On Day II of the ceasework at courts across the state, at least 73 in-person hearings were attempted at Calcutta High Court. Court officials helped the novices and, in some cases, their striking lawyers, too, came in plain clothes to help their clients from outside the courtrooms.

CASE I:Amar anek boyesh hoyechhey. Ami ashustho. Amar case-ta doya korey aajke shuney nin (I am old and ailing. Please hear my case today).”

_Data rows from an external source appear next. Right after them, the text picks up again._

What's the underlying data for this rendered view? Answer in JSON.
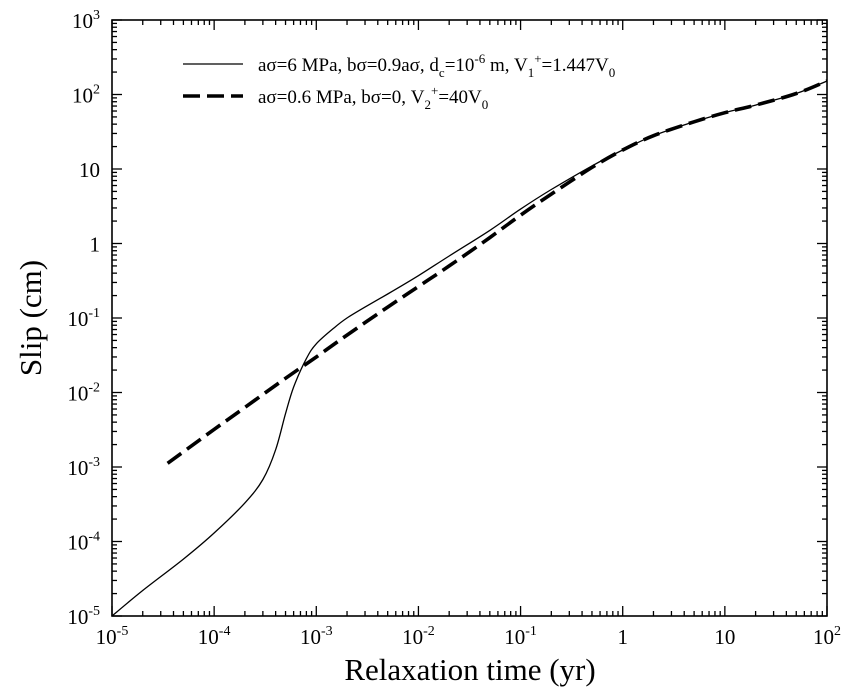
{
  "chart_data": {
    "type": "line",
    "xlabel": "Relaxation time (yr)",
    "ylabel": "Slip (cm)",
    "xscale": "log",
    "yscale": "log",
    "xlim": [
      1e-05,
      100
    ],
    "ylim": [
      1e-05,
      1000
    ],
    "grid": false,
    "legend_position": "top-right",
    "x_ticks": [
      {
        "value": 1e-05,
        "base": "10",
        "exp": "-5"
      },
      {
        "value": 0.0001,
        "base": "10",
        "exp": "-4"
      },
      {
        "value": 0.001,
        "base": "10",
        "exp": "-3"
      },
      {
        "value": 0.01,
        "base": "10",
        "exp": "-2"
      },
      {
        "value": 0.1,
        "base": "10",
        "exp": "-1"
      },
      {
        "value": 1,
        "base": "1",
        "exp": ""
      },
      {
        "value": 10,
        "base": "10",
        "exp": ""
      },
      {
        "value": 100,
        "base": "10",
        "exp": "2"
      }
    ],
    "y_ticks": [
      {
        "value": 1e-05,
        "base": "10",
        "exp": "-5"
      },
      {
        "value": 0.0001,
        "base": "10",
        "exp": "-4"
      },
      {
        "value": 0.001,
        "base": "10",
        "exp": "-3"
      },
      {
        "value": 0.01,
        "base": "10",
        "exp": "-2"
      },
      {
        "value": 0.1,
        "base": "10",
        "exp": "-1"
      },
      {
        "value": 1,
        "base": "1",
        "exp": ""
      },
      {
        "value": 10,
        "base": "10",
        "exp": ""
      },
      {
        "value": 100,
        "base": "10",
        "exp": "2"
      },
      {
        "value": 1000,
        "base": "10",
        "exp": "3"
      }
    ],
    "series": [
      {
        "name": "aσ=6 MPa, bσ=0.9aσ, d_c=10^-6 m, V_1^+=1.447V_0",
        "style": "solid",
        "color": "#000000",
        "x": [
          1e-05,
          2e-05,
          5e-05,
          0.0001,
          0.0002,
          0.0003,
          0.0004,
          0.0005,
          0.0006,
          0.0008,
          0.001,
          0.0015,
          0.002,
          0.003,
          0.005,
          0.01,
          0.02,
          0.05,
          0.1,
          0.2,
          0.5,
          1,
          2,
          5,
          10,
          20,
          50,
          100
        ],
        "y": [
          1e-05,
          2.2e-05,
          5.8e-05,
          0.00013,
          0.00033,
          0.00068,
          0.0017,
          0.0052,
          0.0118,
          0.0285,
          0.045,
          0.074,
          0.1,
          0.14,
          0.21,
          0.37,
          0.68,
          1.5,
          2.9,
          5.3,
          11,
          18,
          28,
          43,
          57,
          72,
          103,
          152
        ]
      },
      {
        "name": "aσ=0.6 MPa, bσ=0, V_2^+=40V_0",
        "style": "dashed",
        "color": "#000000",
        "x": [
          3.5e-05,
          5e-05,
          0.0001,
          0.0002,
          0.0005,
          0.001,
          0.002,
          0.005,
          0.01,
          0.02,
          0.05,
          0.1,
          0.2,
          0.5,
          1,
          2,
          5,
          10,
          20,
          50,
          100
        ],
        "y": [
          0.00112,
          0.0016,
          0.0032,
          0.0063,
          0.0155,
          0.03,
          0.059,
          0.14,
          0.265,
          0.5,
          1.2,
          2.4,
          4.6,
          10.5,
          18,
          28,
          43,
          57,
          72,
          103,
          152
        ]
      }
    ],
    "legend": {
      "entries": [
        {
          "style": "solid",
          "parts": [
            [
              "n",
              "aσ=6 MPa, bσ=0.9aσ, d"
            ],
            [
              "sub",
              "c"
            ],
            [
              "n",
              "=10"
            ],
            [
              "sup",
              "-6"
            ],
            [
              "n",
              " m, V"
            ],
            [
              "sub",
              "1"
            ],
            [
              "sup",
              "+"
            ],
            [
              "n",
              "=1.447V"
            ],
            [
              "sub",
              "0"
            ]
          ]
        },
        {
          "style": "dashed",
          "parts": [
            [
              "n",
              "aσ=0.6 MPa, bσ=0, V"
            ],
            [
              "sub",
              "2"
            ],
            [
              "sup",
              "+"
            ],
            [
              "n",
              "=40V"
            ],
            [
              "sub",
              "0"
            ]
          ]
        }
      ]
    }
  }
}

Sixty-four-year-old Manindra Kishor Chatterjee is fighting his brothers over a Calcutta property. Thursday was the first day his case came up for hearing, thanks mainly to the efforts of his lawyer, Mitul Chakraborty. But little did he know that Thursday would be the second day of the 10-day ceasework to protest the government’s decision to hike court fees. So Chatterjee himself appeared before a bench, comprising Justice T.K. Chatterjee and Justice J. Biswas.

The judges, however, could not hear him out; none of his brothers or their lawyers had appeared in court. The judges, who will not be together on the same bench for the next six months, released his case. But its implications were lost on Chatterjee. This prompted the judges to ask court officials to explain things to Chatterjee, who was stumped by the day’s developments.

CASE II: Pinaki Ranjan Bharati has been fighting a case against Rabindra Bharati University (RBU) for the past five years. He is claiming that RBU, despite granting affiliation to his college (Rabindra Vidyatirtha Mahavidyalay), has not released the financial assistance necessary to pay teachers their salary. The court had directed RBU to consider Bharati’s claims. The university did not comply with the order, forcing him to lodge a contempt case. Bharati himself appeared in Justice Kalyanjyoti Sengupta’s court on Thursday. He, however, was better versed than Chatterjee in the matters of the court. He managed to convince the court to add another name to the list of respondents.

Justice Sengupta, at the end, was supportive and appreciative of Bharati’s efforts. Prompting him when Bharati, with his written notes, seemed to be ill at ease and smiling when he was more confident, the judge helped him sail through the day’s proceedings.

CASE III: Maya De (name changed) got a court order directing her estranged husband — now abroad — to pay her ‘maintenance’. Her husband, however, did not comply with the directive, forcing De to file a contempt suit.

De, whose case was to come up in Justice Arun Mitra’s court, did not win a hearing as the judge was away, taking charge of the Port Blair circuit bench. So, she went to Justice Chatterjee’s room but was told to wait till Monday when Chief Justice A.K. Mathur would be back.